Am 25. November 1781 wurde der neue Saal unter Hiller’s Direction mit folgendem Concertprogramm eröffnet:

 Erster Theil.
Symphonie von Joseph Schmitt.[1]
Hymne an die Musik von Reichardt.[2]
Concert auf der Violine („Schönste Tochter des Himmels“), gespielt von Herrn Berger.
Quartett mit dem ganzen Orchester von Stamitz.[3]
 Zweiter Theil.
Symphonie von J. C. Bach.[4]
Arie von Sacchini, gesungen von Madem. T. Podleska.[5]
Symphonie von E. W. Wolff.[6]

Der Concertsaal des Leipziger Gewandhauses.
Nach der Natur gezeichnet von Martin Laemmel.

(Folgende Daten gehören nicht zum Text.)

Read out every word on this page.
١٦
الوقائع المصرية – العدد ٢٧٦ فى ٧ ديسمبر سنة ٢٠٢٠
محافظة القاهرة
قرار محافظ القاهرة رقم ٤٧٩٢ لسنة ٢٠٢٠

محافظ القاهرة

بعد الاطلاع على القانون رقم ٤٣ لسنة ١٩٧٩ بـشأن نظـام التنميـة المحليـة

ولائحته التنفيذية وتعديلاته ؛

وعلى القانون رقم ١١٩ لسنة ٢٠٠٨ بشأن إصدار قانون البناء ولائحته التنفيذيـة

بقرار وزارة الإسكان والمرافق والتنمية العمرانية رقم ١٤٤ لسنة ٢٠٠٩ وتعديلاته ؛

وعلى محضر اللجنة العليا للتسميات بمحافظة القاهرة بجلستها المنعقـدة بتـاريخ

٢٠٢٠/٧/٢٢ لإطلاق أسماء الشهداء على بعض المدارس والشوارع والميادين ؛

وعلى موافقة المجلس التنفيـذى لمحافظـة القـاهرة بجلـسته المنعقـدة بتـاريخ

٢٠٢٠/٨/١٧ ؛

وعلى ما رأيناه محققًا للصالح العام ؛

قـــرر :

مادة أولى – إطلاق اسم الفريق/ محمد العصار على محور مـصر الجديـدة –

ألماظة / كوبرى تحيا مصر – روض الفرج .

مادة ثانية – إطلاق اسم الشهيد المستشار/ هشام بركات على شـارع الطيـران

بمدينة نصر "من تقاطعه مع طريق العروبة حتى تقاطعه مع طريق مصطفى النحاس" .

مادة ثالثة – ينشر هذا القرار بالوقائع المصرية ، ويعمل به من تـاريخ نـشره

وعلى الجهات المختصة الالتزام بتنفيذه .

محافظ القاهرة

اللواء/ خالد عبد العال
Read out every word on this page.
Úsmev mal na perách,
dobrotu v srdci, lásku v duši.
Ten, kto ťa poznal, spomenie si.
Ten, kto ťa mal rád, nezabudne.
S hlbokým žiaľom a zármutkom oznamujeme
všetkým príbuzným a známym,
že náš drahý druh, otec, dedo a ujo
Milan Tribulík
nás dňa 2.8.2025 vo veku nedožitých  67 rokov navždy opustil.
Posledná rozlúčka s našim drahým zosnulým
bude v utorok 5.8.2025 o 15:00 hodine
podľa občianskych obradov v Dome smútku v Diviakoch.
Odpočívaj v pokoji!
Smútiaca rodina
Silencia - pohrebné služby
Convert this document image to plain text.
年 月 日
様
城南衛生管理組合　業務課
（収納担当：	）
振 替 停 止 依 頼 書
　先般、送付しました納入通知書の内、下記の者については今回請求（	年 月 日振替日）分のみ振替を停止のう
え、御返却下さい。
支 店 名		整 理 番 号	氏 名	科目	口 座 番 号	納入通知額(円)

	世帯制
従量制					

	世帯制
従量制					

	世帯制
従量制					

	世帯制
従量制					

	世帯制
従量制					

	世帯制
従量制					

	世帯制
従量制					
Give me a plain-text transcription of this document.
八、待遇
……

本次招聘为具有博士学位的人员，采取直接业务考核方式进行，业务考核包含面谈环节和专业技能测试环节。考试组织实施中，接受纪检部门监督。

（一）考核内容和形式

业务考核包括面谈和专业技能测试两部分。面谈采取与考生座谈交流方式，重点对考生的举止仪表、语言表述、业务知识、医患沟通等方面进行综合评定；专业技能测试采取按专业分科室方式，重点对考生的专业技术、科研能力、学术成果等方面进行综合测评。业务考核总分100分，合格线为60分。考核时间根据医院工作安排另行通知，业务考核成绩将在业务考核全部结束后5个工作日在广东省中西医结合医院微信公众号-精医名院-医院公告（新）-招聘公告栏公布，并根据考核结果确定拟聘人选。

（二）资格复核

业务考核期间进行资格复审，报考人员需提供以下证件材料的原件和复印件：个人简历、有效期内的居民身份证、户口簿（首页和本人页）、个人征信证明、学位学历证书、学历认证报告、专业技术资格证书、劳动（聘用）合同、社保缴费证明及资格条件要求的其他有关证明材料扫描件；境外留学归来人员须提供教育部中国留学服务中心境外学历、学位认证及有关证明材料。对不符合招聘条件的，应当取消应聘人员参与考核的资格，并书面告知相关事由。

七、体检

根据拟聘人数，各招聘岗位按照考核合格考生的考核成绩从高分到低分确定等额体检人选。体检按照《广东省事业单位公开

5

Drei Symphonien an einem Abend! Man begann um fünf Uhr Nachmittags; das Billet kostete zwölf Groschen, und die Leistungen waren so glänzende, daß Mozart in der Probe zu seinem Concerte am 12. Mai 1789 den Musikern zurufen konnte: „Wenn die Herren so zu spielen vermögen, brauche ich mein Concert nicht zu probiren – denn die Stimmen sind richtig. Sie spielen richtig und ich auch; was braucht’s mehr?“

Wer in Leipzig auftreten wollte, dem war der Gewandhaussaal eine Nothwendigkeit, und was außerhalb dieser Räume concertirt wurde, das zählte nicht mit. Um aber das Verdienst zu verstehen, welches daran die Direction der Gewandhaus-Concerte hat, muß man auf die allgemeinen Concertverhältnisse Deutschlands um die Wende des Jahrhunderts einen Blick werfen. Man kann sagen: die in der Entwickelung begriffene neue Instrumentalmusik rang um ihr junges Leben. Ihre gutwilligsten Stützen waren die musikalische Collegien, die Dilettantenclubs und Liebhaberconcerte, die in den mittleren und kleinen Städten zu Hause waren und auf schwachen Füßen standen, wogegen in den großen Städten und an den Höfen die Virtuosen dominirten. Im Vergleiche mit jenen Liebhaberorchestern repräsentirten sie die vollendete Kunst im Gegensatz zum unfertigen Versuch, und kein Zweifel kann darüber bestehen, auf wessen Seite sich das Publicum wenden mußte, wo es zu wählen hatte.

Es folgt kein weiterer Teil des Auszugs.